Nos bastidores, o resultado foi recebido com forte desconforto pelo governo de Luiz Inácio Lula da Silva. Como a votação ocorre de forma secreta, aliados do Planalto articulam uma espécie de “mapa de votos” para tentar identificar quais senadores da base teriam votado contra a indicação. A estratégia busca recalibrar a relação com o Congresso e conter desgastes políticos.
Após a rejeição, Lula se reuniu com Jorge Messias para avaliar os fatores que levaram à derrota e discutir os próximos passos. Participaram do encontro o ministro das Relações Institucionais, José Guimarães; o ministro da Defesa, José Múcio; e o líder do governo no Senado, Jaques Wagner.
Interlocutores do Planalto afirmam que o presidente avalia medidas políticas como resposta ao revés. Entre as possibilidades em análise está a exoneração de indicados ligados ao presidente do Senado, Davi Alcolumbre, que atualmente ocupam cargos na estrutura do governo federal.

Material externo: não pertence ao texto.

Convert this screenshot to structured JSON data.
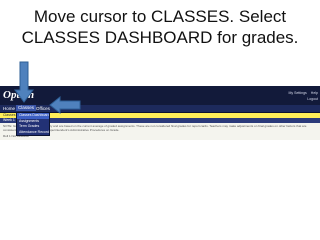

Publicamente, José Guimarães afirmou que o governo respeita a decisão do Senado, mas cobrou justificativas. Segundo ele, cabe aos parlamentares explicarem as razões da rejeição. No Congresso, a avaliação predominante é de que uma nova indicação ao STF deve ser adiada, possivelmente para depois do calendário eleitoral.
A rejeição de Jorge Messias marca um episódio inédito na história recente da República. Em 132 anos, é a primeira vez que uma indicação presidencial ao Supremo é barrada pelo Senado, o que amplia o peso político da derrota para o governo.

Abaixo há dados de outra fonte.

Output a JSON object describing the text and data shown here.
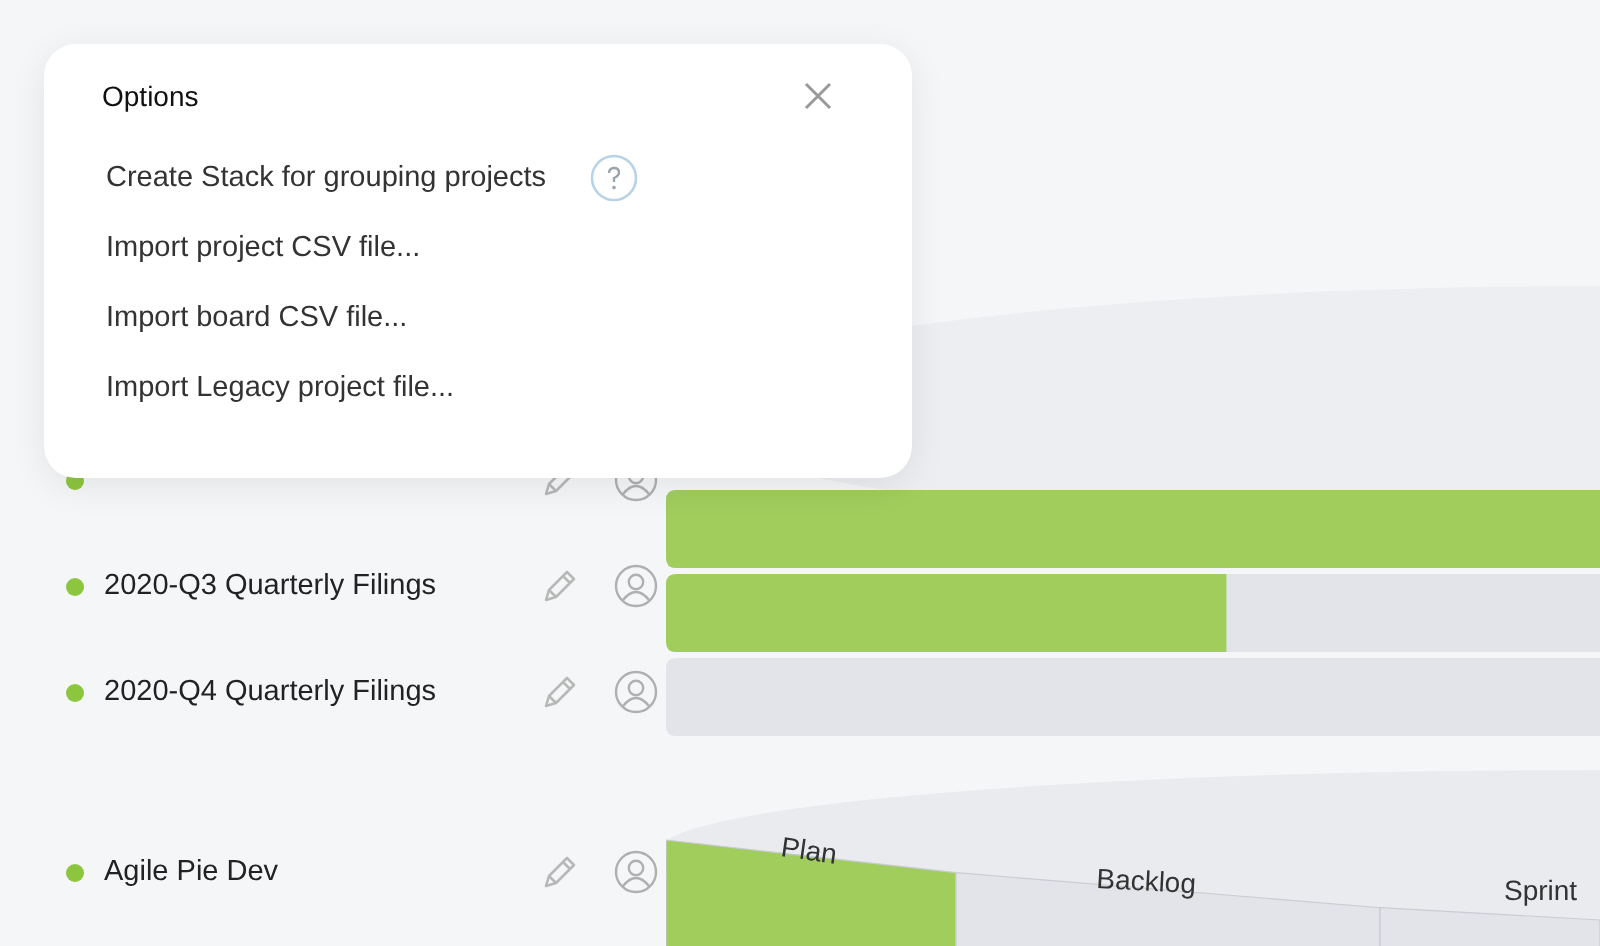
{
  "dialog": {
    "title": "Options",
    "items": [
      {
        "label": "Create Stack for grouping projects",
        "help": true
      },
      {
        "label": "Import project CSV file...",
        "help": false
      },
      {
        "label": "Import board CSV file...",
        "help": false
      },
      {
        "label": "Import Legacy project file...",
        "help": false
      }
    ]
  },
  "projects": [
    {
      "kind": "bar",
      "level": 1
    },
    {
      "name": "2020-Q3 Quarterly Filings",
      "kind": "bar",
      "level": 0.6
    },
    {
      "name": "2020-Q4 Quarterly Filings",
      "kind": "disc"
    },
    {
      "name": "Agile Pie Dev",
      "kind": "stages",
      "stages": [
        {
          "label": "Plan",
          "done": true
        },
        {
          "label": "Backlog",
          "done": false
        },
        {
          "label": "Sprint",
          "done": false
        }
      ]
    }
  ]
}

Desde o início de seus mandatos, Lula já indicou 11 ministros ao STF. Em períodos anteriores, as aprovações ocorreram com maior margem de segurança, incluindo casos de unanimidade. No atual mandato, no entanto, o cenário tem se mostrado mais desafiador.
O primeiro indicado desta gestão, Cristiano Zanin, foi aprovado com 58 votos favoráveis no plenário e 18 contrários, após obter 21 votos a favor e cinco contra na Comissão de Constituição e Justiça. Já Flávio Dino, empossado em dezembro de 2023, teve aprovação mais apertada: 47 votos favoráveis, 31 contrários e duas abstenções no plenário.
O resultado da votação que barrou Jorge Messias reforça sinais de maior resistência do Senado às indicações presidenciais e impõe ao governo o desafio de reconstruir sua base de apoio em votações estratégicas.